In the 21st century, comedy is something we associate with sound, so how do you tell a joke without saying anything? Shannon Plumb has mastered the art in her silent film clips inspired by the muted magic of screen legends Charlie Chaplin and Buster Keaton.
A picture speaks a thousand words, so imagine (or recall) the communicative possibilities of a silent movie. Beginning her career modelling for Mario Sorrenti, Plumb developed a penchant for performance. Now a one-woman-show, New York-based Plumb plays every character in her lo-fi, Super-8 films and has exhibited in solo and group shows in museums and at film festivals all over the world. Depicting anecdotes from everyday life through expression and mime, Plumb’s subject matter has ranged from applying suntan lotion on a hot summer’s day to sitting in the park reading; shown here are ‘Shampoo’ from the ‘Commercials’ series, 2001 (top) and an excerpt from ‘Paper Collection’, 2007 (below). Her latest body of work, funded by kickstarter, involves projecting twelve films in the windows of New York City buildings. We asked the performer for verbal answers (fighting urges to correspond in mime) on her inspirations, her new works and her creative identity.
Your new work is a public exhibition that most people will chance upon as opposed to see in a gallery/ museum. Why have you done it this way? I want to catch people by surprise, excite them and make them laugh. I tell you, I’m inspired by Banksy! He has the public as his audience. Policemen will see his work, the queen will see it when she drives by, or is driven by. I have always been discouraged by audiences in the art world; it’s as if you are a fool for their special play. When artists painted on the ceilings they were giving it to everyone. I try to make a moving picture that will make people laugh. And the things we laugh about are the things we all go through – a runny nose, fear of death, the heat, waiting in line, trying to get a child out of the house (not forever, just for a walk). I don’t mind being a fool, but I’ll have to be a fool for everyone, not just for visitors to a gallery wall.
Who are your inspirations? I like Lee Evans, Lucille Ball and Carol Burnett. I love the silence in Buster Keaton and Charlie Chaplin’s performances. My grandfather and I would watch Benny Hill late at night.
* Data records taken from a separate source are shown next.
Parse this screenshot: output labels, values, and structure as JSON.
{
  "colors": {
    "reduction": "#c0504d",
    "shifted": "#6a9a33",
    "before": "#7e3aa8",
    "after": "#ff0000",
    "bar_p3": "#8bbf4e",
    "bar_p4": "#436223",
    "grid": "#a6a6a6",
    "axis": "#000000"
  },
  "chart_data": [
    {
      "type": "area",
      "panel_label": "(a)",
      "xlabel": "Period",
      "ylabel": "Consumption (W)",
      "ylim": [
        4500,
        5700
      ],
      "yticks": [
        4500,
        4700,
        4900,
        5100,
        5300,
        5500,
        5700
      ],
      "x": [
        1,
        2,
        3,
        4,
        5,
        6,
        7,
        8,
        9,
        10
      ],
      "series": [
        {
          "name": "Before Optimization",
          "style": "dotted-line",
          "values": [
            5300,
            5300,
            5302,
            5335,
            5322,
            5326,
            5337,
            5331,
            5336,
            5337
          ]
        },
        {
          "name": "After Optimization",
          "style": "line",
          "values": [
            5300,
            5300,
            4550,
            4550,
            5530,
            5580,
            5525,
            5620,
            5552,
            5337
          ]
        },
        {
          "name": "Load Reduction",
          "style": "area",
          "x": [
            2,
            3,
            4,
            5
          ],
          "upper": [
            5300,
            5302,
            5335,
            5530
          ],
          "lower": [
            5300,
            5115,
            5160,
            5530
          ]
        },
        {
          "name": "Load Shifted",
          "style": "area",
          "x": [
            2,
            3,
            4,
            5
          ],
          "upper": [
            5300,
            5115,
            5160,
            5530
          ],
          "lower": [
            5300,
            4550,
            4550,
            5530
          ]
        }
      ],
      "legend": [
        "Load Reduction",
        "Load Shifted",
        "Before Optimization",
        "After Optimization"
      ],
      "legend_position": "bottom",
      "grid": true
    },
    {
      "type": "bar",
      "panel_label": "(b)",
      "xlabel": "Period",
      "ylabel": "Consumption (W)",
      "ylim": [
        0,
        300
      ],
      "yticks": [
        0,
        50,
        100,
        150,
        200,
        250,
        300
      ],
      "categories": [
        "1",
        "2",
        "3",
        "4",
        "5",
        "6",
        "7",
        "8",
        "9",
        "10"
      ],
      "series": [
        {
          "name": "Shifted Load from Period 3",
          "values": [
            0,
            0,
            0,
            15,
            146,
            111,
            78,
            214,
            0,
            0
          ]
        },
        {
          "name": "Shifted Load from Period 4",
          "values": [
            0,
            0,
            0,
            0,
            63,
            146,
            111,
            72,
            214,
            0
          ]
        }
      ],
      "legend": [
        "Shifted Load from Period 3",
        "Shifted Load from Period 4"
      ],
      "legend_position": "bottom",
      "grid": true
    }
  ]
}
What’s your background? I started by modelling for Mario Sorrenti. I discovered a way to perform from working with him and started sitting in front of my own Super-8 camera. I always wanted to be in the movies and this was the way to do it. I made three-minute movies and started showing them in video lounges in New York. A gallery saw them and that was my entrance to the art world.
You play so many different roles; do you ever play yourself? I have played myself and it’s a disaster. I prefer a wig and a mustache.
What is it about people that you find interesting? Every person has their own dance. They have to. No one body and experience is the same. People are incredible.
Do you consider yourself a comedian or an artist? Hmm… I don’t know. Not sure about comedian, I don’t think I can make people laugh the way comedians can, they use words so well. I’m quiet. Even around friends it would take a long time for me to say anything funny. And then it would be just once. One good one the whole night. I couldn’t be cool about it either. I’d crack myself up and be the last one laughing.